Patricia Harmon’s The Midwife of Hope River tells the story of Patience Murphy – a woman who finds herself working, reluctantly, as a midwife in 1930’s West Virginia. When we first meet Patience she is living in a lonely farmhouse, willed to her by her friend and mentor Mrs. Kelly, with just her cat and two dogs. Patience is new to midwifery and troubled by her lack of experience and incomplete training. Each birth is a learning experience and Patience carefully notes their details in a journal she keeps of the deliveries. Patience has yet to develop any strong ties in her town, and she misses the loss of her friend deeply.
As we learn more about Patience, it becomes apparent that she is hiding several secrets which contribute to her outsider status and unease in the community. She lives rather precariously on its fringes – even though she has attended to a number of women at their births, she has yet to establish a group of her own friends. That slowly starts to change when circumstances bring her a new roommate, and unexpected work swap with the town veterinarian expands her social outlook and her midwifery skills.
Harmon’s skill is in the ease and descriptiveness of her storytelling.
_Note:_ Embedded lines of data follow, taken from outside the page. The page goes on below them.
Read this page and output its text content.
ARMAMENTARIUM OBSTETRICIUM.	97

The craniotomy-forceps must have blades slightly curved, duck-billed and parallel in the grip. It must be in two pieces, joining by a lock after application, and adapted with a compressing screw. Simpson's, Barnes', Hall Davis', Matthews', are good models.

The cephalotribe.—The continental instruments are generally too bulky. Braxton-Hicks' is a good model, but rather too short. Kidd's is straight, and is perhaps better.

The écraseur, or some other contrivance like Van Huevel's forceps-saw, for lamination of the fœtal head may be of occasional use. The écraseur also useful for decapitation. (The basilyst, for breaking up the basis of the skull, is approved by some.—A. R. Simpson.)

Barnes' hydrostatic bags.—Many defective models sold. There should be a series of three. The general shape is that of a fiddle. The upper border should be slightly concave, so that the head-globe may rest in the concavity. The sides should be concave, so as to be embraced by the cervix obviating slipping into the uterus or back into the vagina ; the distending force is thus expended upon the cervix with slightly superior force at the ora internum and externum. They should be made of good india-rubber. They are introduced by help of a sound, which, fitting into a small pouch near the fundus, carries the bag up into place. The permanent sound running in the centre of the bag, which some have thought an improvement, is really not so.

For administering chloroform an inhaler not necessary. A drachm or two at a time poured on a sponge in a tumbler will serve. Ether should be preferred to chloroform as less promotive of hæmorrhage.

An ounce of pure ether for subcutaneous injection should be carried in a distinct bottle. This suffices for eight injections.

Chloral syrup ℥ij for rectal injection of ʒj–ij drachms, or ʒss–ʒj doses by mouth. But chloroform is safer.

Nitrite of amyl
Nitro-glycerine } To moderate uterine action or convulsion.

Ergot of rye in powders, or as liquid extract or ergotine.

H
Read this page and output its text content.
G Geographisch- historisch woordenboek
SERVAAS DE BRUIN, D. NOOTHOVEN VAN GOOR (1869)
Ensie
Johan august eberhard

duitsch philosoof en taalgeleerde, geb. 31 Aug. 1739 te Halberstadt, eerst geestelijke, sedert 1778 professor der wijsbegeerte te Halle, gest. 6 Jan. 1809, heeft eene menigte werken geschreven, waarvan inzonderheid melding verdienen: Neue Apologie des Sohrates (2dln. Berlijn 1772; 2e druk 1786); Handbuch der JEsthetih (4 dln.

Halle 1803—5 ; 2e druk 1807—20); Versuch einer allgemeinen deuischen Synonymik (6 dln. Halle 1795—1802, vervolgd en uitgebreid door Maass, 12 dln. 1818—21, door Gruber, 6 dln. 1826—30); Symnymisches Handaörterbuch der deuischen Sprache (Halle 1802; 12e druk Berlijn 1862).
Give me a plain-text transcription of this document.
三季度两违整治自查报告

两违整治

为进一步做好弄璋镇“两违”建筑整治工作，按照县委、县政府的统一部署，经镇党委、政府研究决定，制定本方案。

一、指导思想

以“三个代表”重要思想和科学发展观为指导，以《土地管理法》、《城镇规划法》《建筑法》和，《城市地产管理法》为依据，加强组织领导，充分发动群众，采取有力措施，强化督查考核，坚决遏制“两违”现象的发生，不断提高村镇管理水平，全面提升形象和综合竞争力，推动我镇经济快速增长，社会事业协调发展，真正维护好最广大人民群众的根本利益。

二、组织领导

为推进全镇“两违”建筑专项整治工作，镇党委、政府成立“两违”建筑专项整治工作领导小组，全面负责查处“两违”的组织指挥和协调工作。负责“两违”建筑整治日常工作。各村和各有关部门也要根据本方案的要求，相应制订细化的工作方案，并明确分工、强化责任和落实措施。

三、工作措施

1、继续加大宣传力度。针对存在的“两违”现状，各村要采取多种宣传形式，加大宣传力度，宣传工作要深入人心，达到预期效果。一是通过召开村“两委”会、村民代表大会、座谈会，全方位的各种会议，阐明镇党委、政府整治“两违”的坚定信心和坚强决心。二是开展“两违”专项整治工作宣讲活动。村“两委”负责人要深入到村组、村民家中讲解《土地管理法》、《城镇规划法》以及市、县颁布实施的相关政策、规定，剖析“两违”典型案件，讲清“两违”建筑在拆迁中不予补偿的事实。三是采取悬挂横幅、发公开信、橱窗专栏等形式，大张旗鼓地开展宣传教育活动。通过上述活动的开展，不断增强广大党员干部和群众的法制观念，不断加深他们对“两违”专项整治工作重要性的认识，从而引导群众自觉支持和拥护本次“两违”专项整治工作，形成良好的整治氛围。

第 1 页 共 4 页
The Midwife of Hope River is rich in the details of the period – the reader gets a full sense of life on a farm, the sweeping change of lifestyle in the depression era, the laws governing midwives and how they often had to circumvent them, the friction between midwives and doctors, and how they learned their craft through a combination of on the job learning and limited schooling. Though The Midwife of Hope River lacks dramatic tension, Patience’s origins and the sometimes harrowing experiences shaping her life and informing her choices, are of interest. Theyare slowly revealed as she makes a life for herself in the sleepy Appalachian town that has become home. Recommended.